The ARTFL Project

By Sebastian Hierl

WESS Newsletter
Spring 2005
Vol. 28, no. 2

previous article next article

ARTFL, or the Project for American and French Research on the Treasury of the French Language, is a cooperative enterprise of Analyse et Traitement Informatique de la Langue Française (ATILF) of the Centre National de la Recherche Scientifique (CNRS), and the Division of the Humanities at the University of Chicago, with support of the University of Chicago Library.

The history of ARTFL began in 1957, when the French government initiated the creation of the Trésor de la Langue Française. In order to provide access to a large body of word samples, it was decided to create an extensive corpus of digitized texts. In 1981, ARTFL was established by the CNRS and the University of Chicago to provide access to FRANTEXT, a corpus representing a broad range of written French – from novels and poetry to biology and mathematics – stretching from the 17th to the 20th centuries.

Over the years, the goals of ARTFL have remained the same:

ARTFL Subscription Databases

An ARTFL subscription provides access to a number of databases and projects. First and foremost is FRANTEXT. Informally known as the “main ARTFL database,” FRANTEXT provides access to nearly 2,000 standard scholarly editions, ranging from classic works of French literature to various kinds of non-fiction prose and technical writing. The 18th, 19th, and 20th centuries are about equally represented, with a smaller selection of 17th century texts as well as some medieval and Renaissance texts. Genres include novels, verse, theater, journalism, essays, correspondence, and treatises. Subjects include literary criticism, biology, history, economics, and philosophy. Both the CNRS and the University of Chicago are committed to the future growth of the ARTFL Project and this includes the continuous expansion of FRANTEXT (as with Encore: New Additions to the Main ARTFL Database).

To complement FRANTEXT, ARTFL has made available to subscribers the digital version of one of the greatest achievements of Enlightenment, the Encyclopédie. The project provides access in full text to the 72,000 articles published between 1751 and 1772 and continues to be expanded with the recent addition of the four volumes of Robinet’s Supplément à l'Encyclopédie. While the full text for both projects has been made available for immediate access, ARTFL is continuously improving upon the data capture by eliminating typographical errors that occurred during digitization.

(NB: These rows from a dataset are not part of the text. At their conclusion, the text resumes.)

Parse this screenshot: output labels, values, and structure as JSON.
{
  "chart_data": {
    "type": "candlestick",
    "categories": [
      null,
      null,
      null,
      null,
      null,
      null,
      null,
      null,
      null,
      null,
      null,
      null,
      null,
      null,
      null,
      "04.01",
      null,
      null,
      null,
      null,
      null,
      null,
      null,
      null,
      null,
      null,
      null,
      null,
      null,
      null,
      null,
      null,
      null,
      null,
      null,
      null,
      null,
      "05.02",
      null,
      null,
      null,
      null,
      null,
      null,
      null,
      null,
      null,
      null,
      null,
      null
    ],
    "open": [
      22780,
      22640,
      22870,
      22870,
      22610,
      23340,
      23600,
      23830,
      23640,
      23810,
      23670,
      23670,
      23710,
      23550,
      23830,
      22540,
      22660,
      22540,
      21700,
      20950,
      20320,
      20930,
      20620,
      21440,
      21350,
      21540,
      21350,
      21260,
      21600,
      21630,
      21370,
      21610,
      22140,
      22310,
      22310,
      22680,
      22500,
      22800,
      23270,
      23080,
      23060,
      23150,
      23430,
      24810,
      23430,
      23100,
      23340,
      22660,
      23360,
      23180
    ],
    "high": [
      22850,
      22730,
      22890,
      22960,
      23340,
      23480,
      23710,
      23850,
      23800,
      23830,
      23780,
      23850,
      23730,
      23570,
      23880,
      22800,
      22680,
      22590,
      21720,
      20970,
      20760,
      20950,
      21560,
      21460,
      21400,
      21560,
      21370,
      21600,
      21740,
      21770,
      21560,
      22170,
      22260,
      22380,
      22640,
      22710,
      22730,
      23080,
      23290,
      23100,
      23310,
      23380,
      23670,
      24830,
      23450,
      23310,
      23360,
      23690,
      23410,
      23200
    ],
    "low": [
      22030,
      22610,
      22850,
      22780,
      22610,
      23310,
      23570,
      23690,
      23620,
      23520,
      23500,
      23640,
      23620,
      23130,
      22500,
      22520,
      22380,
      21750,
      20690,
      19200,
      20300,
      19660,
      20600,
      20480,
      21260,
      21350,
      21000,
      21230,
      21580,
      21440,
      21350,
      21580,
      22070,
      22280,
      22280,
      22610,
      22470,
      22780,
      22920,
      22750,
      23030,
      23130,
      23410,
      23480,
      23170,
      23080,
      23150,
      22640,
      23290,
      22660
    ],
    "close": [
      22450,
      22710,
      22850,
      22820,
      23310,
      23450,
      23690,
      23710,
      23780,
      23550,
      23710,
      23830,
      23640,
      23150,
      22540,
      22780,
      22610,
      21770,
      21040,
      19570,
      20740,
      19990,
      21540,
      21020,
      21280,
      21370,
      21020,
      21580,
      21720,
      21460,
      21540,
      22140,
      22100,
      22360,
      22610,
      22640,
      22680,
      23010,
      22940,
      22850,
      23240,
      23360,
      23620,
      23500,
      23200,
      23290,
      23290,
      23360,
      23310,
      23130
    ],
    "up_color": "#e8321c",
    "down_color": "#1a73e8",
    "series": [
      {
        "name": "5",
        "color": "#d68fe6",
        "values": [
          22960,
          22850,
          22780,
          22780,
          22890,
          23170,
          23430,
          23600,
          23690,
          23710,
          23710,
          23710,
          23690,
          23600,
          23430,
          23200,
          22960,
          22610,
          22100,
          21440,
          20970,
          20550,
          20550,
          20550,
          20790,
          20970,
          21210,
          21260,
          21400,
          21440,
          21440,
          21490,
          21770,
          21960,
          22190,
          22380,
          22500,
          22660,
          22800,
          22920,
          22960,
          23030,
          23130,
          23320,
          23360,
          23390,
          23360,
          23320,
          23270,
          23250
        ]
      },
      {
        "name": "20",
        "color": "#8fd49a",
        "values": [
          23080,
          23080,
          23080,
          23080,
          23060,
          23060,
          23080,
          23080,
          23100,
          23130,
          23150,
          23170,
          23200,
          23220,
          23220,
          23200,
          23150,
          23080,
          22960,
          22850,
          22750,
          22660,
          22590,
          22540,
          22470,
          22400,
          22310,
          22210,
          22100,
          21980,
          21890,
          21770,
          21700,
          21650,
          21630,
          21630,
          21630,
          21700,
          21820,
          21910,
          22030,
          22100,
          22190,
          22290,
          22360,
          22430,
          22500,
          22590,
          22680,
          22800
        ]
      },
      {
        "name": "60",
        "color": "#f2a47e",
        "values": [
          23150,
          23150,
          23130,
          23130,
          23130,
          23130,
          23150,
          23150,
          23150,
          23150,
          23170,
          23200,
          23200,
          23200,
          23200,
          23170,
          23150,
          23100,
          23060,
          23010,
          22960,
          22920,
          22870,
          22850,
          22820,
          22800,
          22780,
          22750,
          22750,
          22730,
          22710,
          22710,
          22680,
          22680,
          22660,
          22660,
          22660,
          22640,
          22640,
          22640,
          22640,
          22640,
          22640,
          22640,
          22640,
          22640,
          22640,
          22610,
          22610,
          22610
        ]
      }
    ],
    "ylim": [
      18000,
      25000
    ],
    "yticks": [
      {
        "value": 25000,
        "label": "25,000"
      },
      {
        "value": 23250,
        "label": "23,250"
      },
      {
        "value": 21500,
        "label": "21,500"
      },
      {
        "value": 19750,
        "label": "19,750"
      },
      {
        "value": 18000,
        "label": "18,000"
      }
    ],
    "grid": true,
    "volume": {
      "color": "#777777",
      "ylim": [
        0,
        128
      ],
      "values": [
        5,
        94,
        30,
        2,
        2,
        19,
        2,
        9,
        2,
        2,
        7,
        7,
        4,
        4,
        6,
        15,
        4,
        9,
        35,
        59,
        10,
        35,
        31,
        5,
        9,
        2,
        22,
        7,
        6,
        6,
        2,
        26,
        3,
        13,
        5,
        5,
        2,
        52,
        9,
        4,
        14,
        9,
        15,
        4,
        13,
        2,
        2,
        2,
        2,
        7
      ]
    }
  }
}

Another important addition to the ARTFL Project are the Dictionnaires d’autrefois, providing full text access to Jean Nicot's Thresor de la langue française (1606; in conjunction with the University of Toronto), to Jean-François Féraud's Dictionaire critique de la langue française (Marseille, Mossy 1787-1788; in conjunction with GEHLF at the École Normale Supérieure) and to the 1st (1694), 4th (1762), 5th (1798), 6th (1835), and 8th (1932-5) editions of the Dictionnaire de L'Académie française (in conjunction with the University of Toronto and Éditions Champion). The full text of the third edition (1552) of Robert Estienne's Dictionarium latinogallicum has also recently been added (in cooperation with the University of Toronto) and a project to capture the full text for the 1740 edition of Pierre Bayle’s Dictionnaire historique et critique is currently underway. Other titles considered for full text capture, and for which ARTFL would like to collaborate with interested institutions, are the 20th and last edition (1759) of Louis Moréri's Grand dictionnaire historique and Pierre Larousse’s Grand dictionnaire universel du XIXe siècle, as well as the Dictionnaire de la conversation et de la lecture.

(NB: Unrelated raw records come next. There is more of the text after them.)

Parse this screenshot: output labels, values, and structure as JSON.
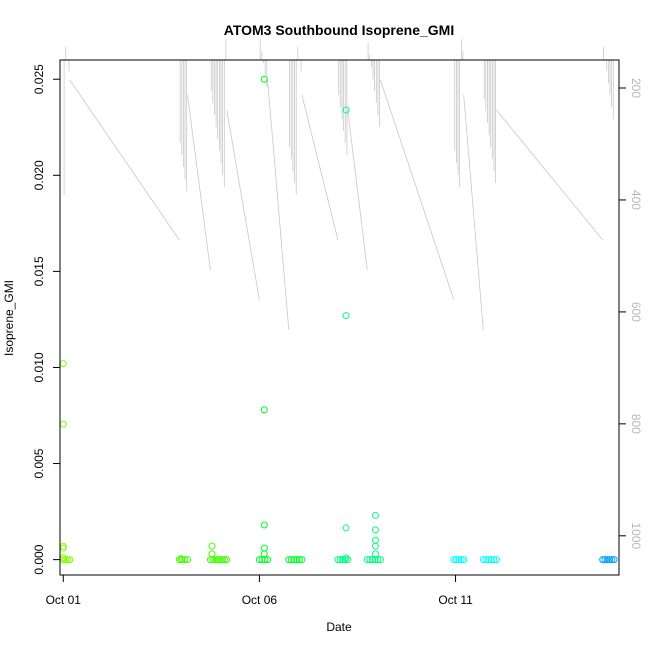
{
  "chart_data": {
    "type": "scatter",
    "title": "ATOM3 Southbound Isoprene_GMI",
    "xlabel": "Date",
    "ylabel": "Isoprene_GMI",
    "xlim": [
      "2017-09-30T22:00",
      "2017-10-15T04:00"
    ],
    "ylim": [
      -0.0008,
      0.026
    ],
    "x_ticks": [
      {
        "value": "2017-10-01T00:00",
        "label": "Oct 01"
      },
      {
        "value": "2017-10-06T00:00",
        "label": "Oct 06"
      },
      {
        "value": "2017-10-11T00:00",
        "label": "Oct 11"
      }
    ],
    "y_ticks": [
      {
        "value": 0.0,
        "label": "0.000"
      },
      {
        "value": 0.005,
        "label": "0.005"
      },
      {
        "value": 0.01,
        "label": "0.010"
      },
      {
        "value": 0.015,
        "label": "0.015"
      },
      {
        "value": 0.02,
        "label": "0.020"
      },
      {
        "value": 0.025,
        "label": "0.025"
      }
    ],
    "y2_lim": [
      1070,
      150
    ],
    "y2_ticks": [
      {
        "value": 200,
        "label": "200"
      },
      {
        "value": 400,
        "label": "400"
      },
      {
        "value": 600,
        "label": "600"
      },
      {
        "value": 800,
        "label": "800"
      },
      {
        "value": 1000,
        "label": "1000"
      }
    ],
    "grid": false,
    "point_colors": [
      "#80ff00",
      "#40ff00",
      "#00ff20",
      "#00ff80",
      "#00ffc0",
      "#00ffff",
      "#00a0ff"
    ],
    "line_color": "#c8c8c8",
    "flights": [
      {
        "start": "2017-10-01T00:00",
        "end": "2017-10-01T04:00",
        "color": "#80ff00",
        "points": [
          [
            "2017-10-01T00:00",
            0.0102
          ],
          [
            "2017-10-01T00:00",
            0.00705
          ],
          [
            "2017-10-01T00:00",
            0.0007
          ],
          [
            "2017-10-01T00:00",
            0.0006
          ],
          [
            "2017-10-01T00:00",
            0.0001
          ]
        ]
      },
      {
        "start": "2017-10-03T23:00",
        "end": "2017-10-04T04:00",
        "color": "#40ff00",
        "points": [
          [
            "2017-10-04T00:00",
            5e-05
          ]
        ]
      },
      {
        "start": "2017-10-04T18:00",
        "end": "2017-10-05T04:00",
        "color": "#40ff00",
        "points": [
          [
            "2017-10-04T19:00",
            0.0007
          ],
          [
            "2017-10-04T19:00",
            0.0003
          ]
        ]
      },
      {
        "start": "2017-10-06T00:00",
        "end": "2017-10-06T05:00",
        "color": "#00ff20",
        "points": [
          [
            "2017-10-06T03:00",
            0.025
          ],
          [
            "2017-10-06T03:00",
            0.0078
          ],
          [
            "2017-10-06T03:00",
            0.0018
          ],
          [
            "2017-10-06T03:00",
            0.0006
          ],
          [
            "2017-10-06T03:00",
            0.0003
          ]
        ]
      },
      {
        "start": "2017-10-06T18:00",
        "end": "2017-10-07T02:00",
        "color": "#00ff20",
        "points": []
      },
      {
        "start": "2017-10-08T00:00",
        "end": "2017-10-08T06:00",
        "color": "#00ff80",
        "points": [
          [
            "2017-10-08T05:00",
            0.0234
          ],
          [
            "2017-10-08T05:00",
            0.0127
          ],
          [
            "2017-10-08T05:00",
            0.00165
          ],
          [
            "2017-10-08T05:00",
            0.0001
          ]
        ]
      },
      {
        "start": "2017-10-08T18:00",
        "end": "2017-10-09T02:00",
        "color": "#00ff80",
        "points": [
          [
            "2017-10-08T23:00",
            0.0023
          ],
          [
            "2017-10-08T23:00",
            0.00155
          ],
          [
            "2017-10-08T23:00",
            0.001
          ],
          [
            "2017-10-08T23:00",
            0.0007
          ],
          [
            "2017-10-08T23:00",
            0.0003
          ]
        ]
      },
      {
        "start": "2017-10-10T23:00",
        "end": "2017-10-11T05:00",
        "color": "#00ffff",
        "points": []
      },
      {
        "start": "2017-10-11T17:00",
        "end": "2017-10-12T01:00",
        "color": "#00ffff",
        "points": []
      },
      {
        "start": "2017-10-14T18:00",
        "end": "2017-10-15T01:00",
        "color": "#00a0ff",
        "points": []
      }
    ]
  }
}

Further included in the ARTFL subscription are the French Women Writers project (currently 99 texts); Provençal Poetry, developed by the University of Minnesota and the ARTFL Project (38 texts); the Textes de Français Ancien, developed by University of Ottawa and the ARTFL Project (103 texts); and – expanding the subscription to the Italian language – the Opera del Vocabolario Italiano.

The ARTFL subscription has remained the same over the years: $500 for Ph.D. granting institutions and $250 for other universities and colleges. Access is unlimited by IP recognition and there are no maintenance fees.

Additional Access Provided to ARTFL subscribers

Beyond the subscription databases, ARTLF provides full text access by IP recognition to the following databases, some of which are only available on CD-ROM. To receive access to these, institutions must both be ARTFL subscribers and have purchased access to the individual databases/CD-ROMs directly from the publisher. These include Voltaire électronique, based upon the Voltaire Foundation Oxford edition of the Complete Works of Voltaire; B.A.S.I.L.E.: Le Corpus de la littérature narrative du Moyen Age au XXe siècle: Romans, Contes, Nouvelles, by the Éditions Honoré Champion; the Teatro Español del Siglo de Oro, published by Chadwyck-Healey; and Art Theorists of the Italian Renaissance, also by Chadwyck-Healey. Furthermore, ARTFL has been providing full text to the Bibliothèque des lettres, formerly by the Editions Bibliopolis.

Collaborations

ARTFL provides access to a large number of collaborative projects. Access modalities to these vary and are indicated on the ARTFL web page, under “Collaborations”. For access to restricted databases, contact the publisher or institution directly.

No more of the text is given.